Fate on Thursday revealed an early cut of Phase I data for its FT596 and FT516 induced pluripotent stem cell-derived natural killer cell programs that revealed potential red flags on one of the therapies’ durability over time.
At a three-month check in, eight of 11 B cell lymphoma patients who received FT516, off-the-shelf NK cells engineered with a “non-cleavable” CD16 Fc receptor, reported an objective response with no major safety signals. But at a July 7 cutoff, just five patients (45%) maintained those responses, with two complete responders seeing their disease progress and a partial responder forced to receive an “additional anti-cancer therapy,” Fate said.

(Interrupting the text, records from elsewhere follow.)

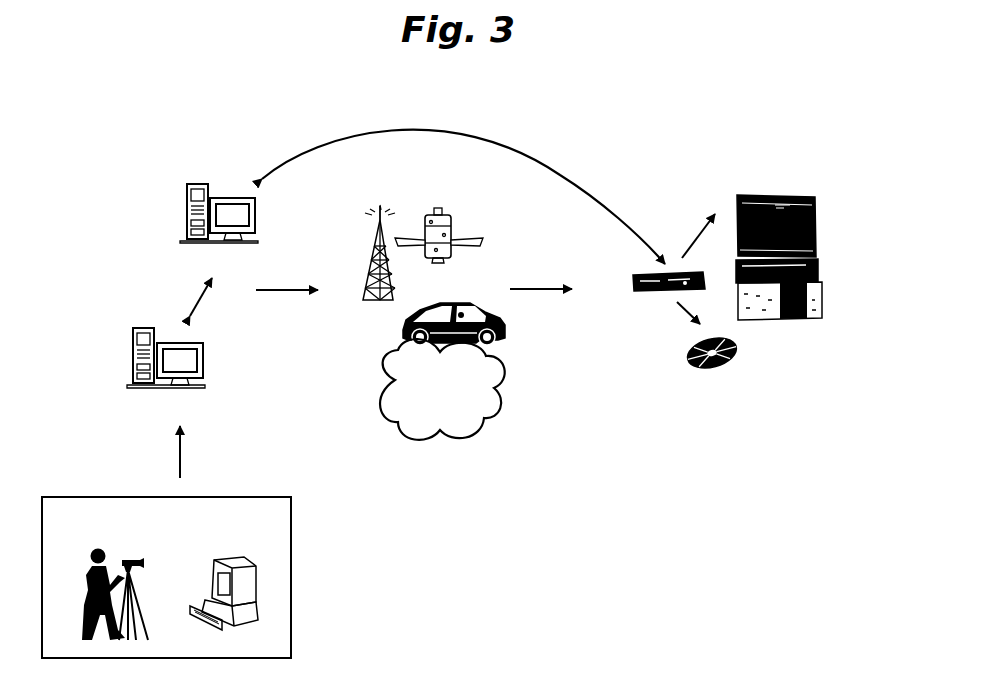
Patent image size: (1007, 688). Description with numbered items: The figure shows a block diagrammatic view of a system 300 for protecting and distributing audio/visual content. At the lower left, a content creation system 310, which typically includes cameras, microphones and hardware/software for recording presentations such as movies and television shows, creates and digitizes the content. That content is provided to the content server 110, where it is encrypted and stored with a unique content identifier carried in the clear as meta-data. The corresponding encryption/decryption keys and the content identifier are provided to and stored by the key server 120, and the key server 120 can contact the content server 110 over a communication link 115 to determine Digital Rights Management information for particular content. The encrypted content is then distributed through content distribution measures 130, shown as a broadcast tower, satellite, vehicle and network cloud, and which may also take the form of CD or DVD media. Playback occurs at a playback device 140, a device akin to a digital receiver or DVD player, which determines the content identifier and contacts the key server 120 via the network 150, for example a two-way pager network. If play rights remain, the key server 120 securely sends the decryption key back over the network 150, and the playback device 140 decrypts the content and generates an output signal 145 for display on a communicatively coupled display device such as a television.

The system 300 is at (276, 111).
The content server 110 is at (182, 359).
The communication link 115 is at (182, 299).
The key server 120 is at (190, 211).
The content distribution measures 130 is at (340, 382).
The playback device 140 is at (789, 358).
The output signal 145 is at (697, 223).
The network 150 is at (507, 152).
The content creation system 310 is at (280, 610).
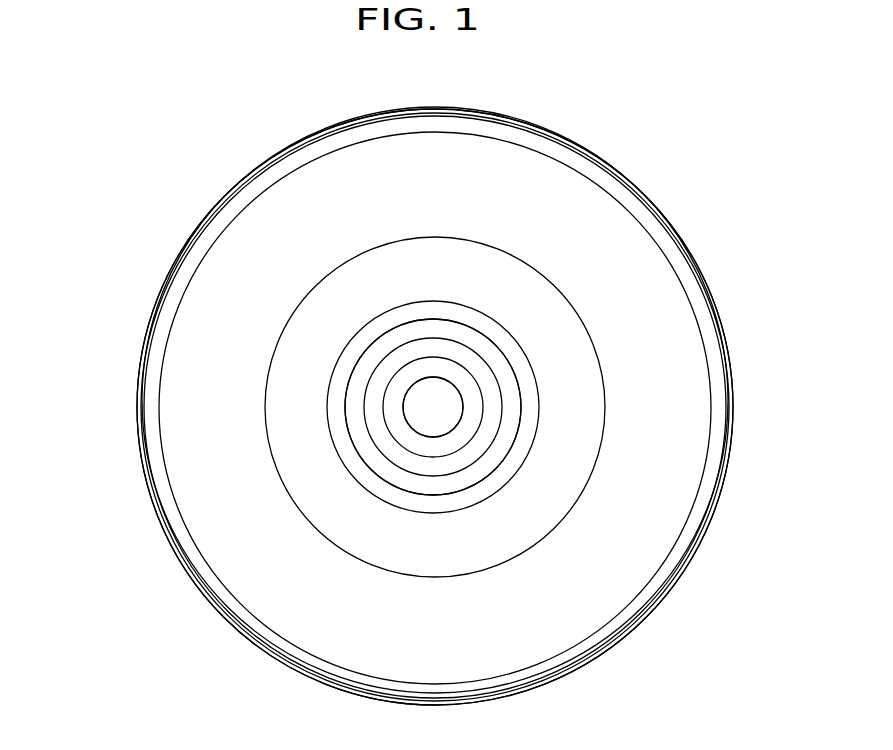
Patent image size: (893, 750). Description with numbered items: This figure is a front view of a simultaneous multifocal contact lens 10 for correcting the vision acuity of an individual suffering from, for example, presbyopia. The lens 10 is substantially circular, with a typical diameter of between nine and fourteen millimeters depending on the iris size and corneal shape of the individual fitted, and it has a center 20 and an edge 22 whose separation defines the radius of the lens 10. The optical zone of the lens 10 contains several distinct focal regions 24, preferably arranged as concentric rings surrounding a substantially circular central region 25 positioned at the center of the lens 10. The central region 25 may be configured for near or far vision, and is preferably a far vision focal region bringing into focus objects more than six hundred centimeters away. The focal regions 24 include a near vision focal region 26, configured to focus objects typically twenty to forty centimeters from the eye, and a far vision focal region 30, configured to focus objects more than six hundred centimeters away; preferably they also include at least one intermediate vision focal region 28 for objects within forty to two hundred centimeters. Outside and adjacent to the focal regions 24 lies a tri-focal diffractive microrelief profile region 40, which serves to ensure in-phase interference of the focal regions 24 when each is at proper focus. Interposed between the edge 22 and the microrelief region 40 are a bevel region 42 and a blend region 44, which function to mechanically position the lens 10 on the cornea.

The lens 10 is at (450, 86).
The center 20 is at (438, 404).
The edge 22 is at (433, 708).
The focal regions 24 is at (433, 443).
The central region 25 is at (433, 407).
The near vision focal region 26 is at (492, 433).
The intermediate vision focal region 28 is at (476, 412).
The far vision focal region 30 is at (540, 508).
The tri-focal diffractive microrelief profile region 40 is at (433, 632).
The bevel region 42 is at (433, 691).
The blend region 44 is at (433, 700).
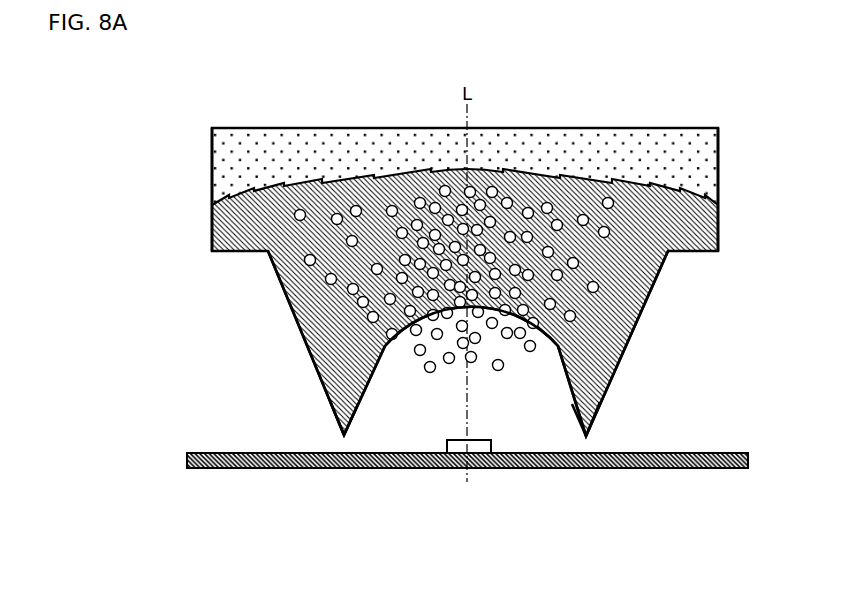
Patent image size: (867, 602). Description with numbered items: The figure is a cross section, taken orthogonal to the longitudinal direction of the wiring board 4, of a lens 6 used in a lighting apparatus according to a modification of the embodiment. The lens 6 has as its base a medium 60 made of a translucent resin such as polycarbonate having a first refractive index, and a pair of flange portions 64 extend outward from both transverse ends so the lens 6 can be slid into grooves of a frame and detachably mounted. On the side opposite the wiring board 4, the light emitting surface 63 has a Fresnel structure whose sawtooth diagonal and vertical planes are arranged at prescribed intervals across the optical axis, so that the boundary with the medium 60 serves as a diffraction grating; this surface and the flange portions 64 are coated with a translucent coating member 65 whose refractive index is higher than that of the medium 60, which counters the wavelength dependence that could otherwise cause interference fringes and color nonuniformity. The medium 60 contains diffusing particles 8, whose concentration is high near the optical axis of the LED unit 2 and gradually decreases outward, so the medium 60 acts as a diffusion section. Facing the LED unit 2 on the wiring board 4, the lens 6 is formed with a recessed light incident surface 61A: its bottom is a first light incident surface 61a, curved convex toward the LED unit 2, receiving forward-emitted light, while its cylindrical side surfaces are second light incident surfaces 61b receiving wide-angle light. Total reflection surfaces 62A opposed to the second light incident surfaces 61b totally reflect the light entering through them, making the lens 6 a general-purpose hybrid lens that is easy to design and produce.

It’s a troubling sign for FT516’s durability but not a death knell for the program. The therapy’s safety profile, for instance, with no FT516-linked serious side effects and no FT516-related Grade 3 events or higher, should warm investors’ hearts somewhat. But immediately following the news, shares of $FATE sunk around 10% after the bell, potentially underscoring shareholders’ worries about the drug’s ability to maintain effect.
On a call with analysts Thursday, the Fate team fielded questions on FT516’s durability, particularly compared to results from CD19 CAR-T therapies.
“It’s too early to know ultimately what the long term durability of FT516 is and how that compares to CAR-T therapy,” CEO Scott Wolchko said. “We’re very encouraged by the durability we’ve seen as we follow these patients.”
Fate is one of a group of biotechs leaning on the possibility of engineering donor stem cells to create powerful tumor fighters. NK cells, which are associated with a lower risk of cytokine release syndrome than T cell therapies, hold promise as an option for late-stage cancer patients, many of whom have previously failed on prior immunotherapies and/or cell therapies.
The Phase I study for FT516 dosed the therapy across cohorts up to two treatment cycles including a regimen of three days of conditional chemotherapy followed by a single dose of Roche’s Rituxan and three weekly doses of varying strength of FT516 and IL-2 cytokine support. Patients had received a median of three prior lines of therapy and a median of two prior lines of CD20-targeted therapy. Of the 11 patients in the study, eight had aggressive B cell lymphoma, five patients didn’t respond to their most recent prior therapy, and four patients were previously treated with autologous CD19 CAR-T cell therapy.
FT516’s results in patients with prior CD19 CAR-T therapy — two of four posted a complete response — spurred Fate to announce a dose-expansion cohort in that population, which the biotech thinks could address a growing market need.
Meanwhile, FT596 posted early data of its own showing promising efficacy. The therapy uses the same platform as FT516 with an additional CAR construct engineered onto the cells in an attempt to address heterogeneous tumor types and antigen escape.
Interim data showed 10 of 14 patients across two dose-escalation cohorts posted an objective response, including seven complete responders, including two of three patients who were treated with a combo of FT596 and Rituxan after autologous CD19 CAR-T therapy.
Fate expects to present further data from both studies at the upcoming ASH conference in December, including a first look at durability of response for FT596.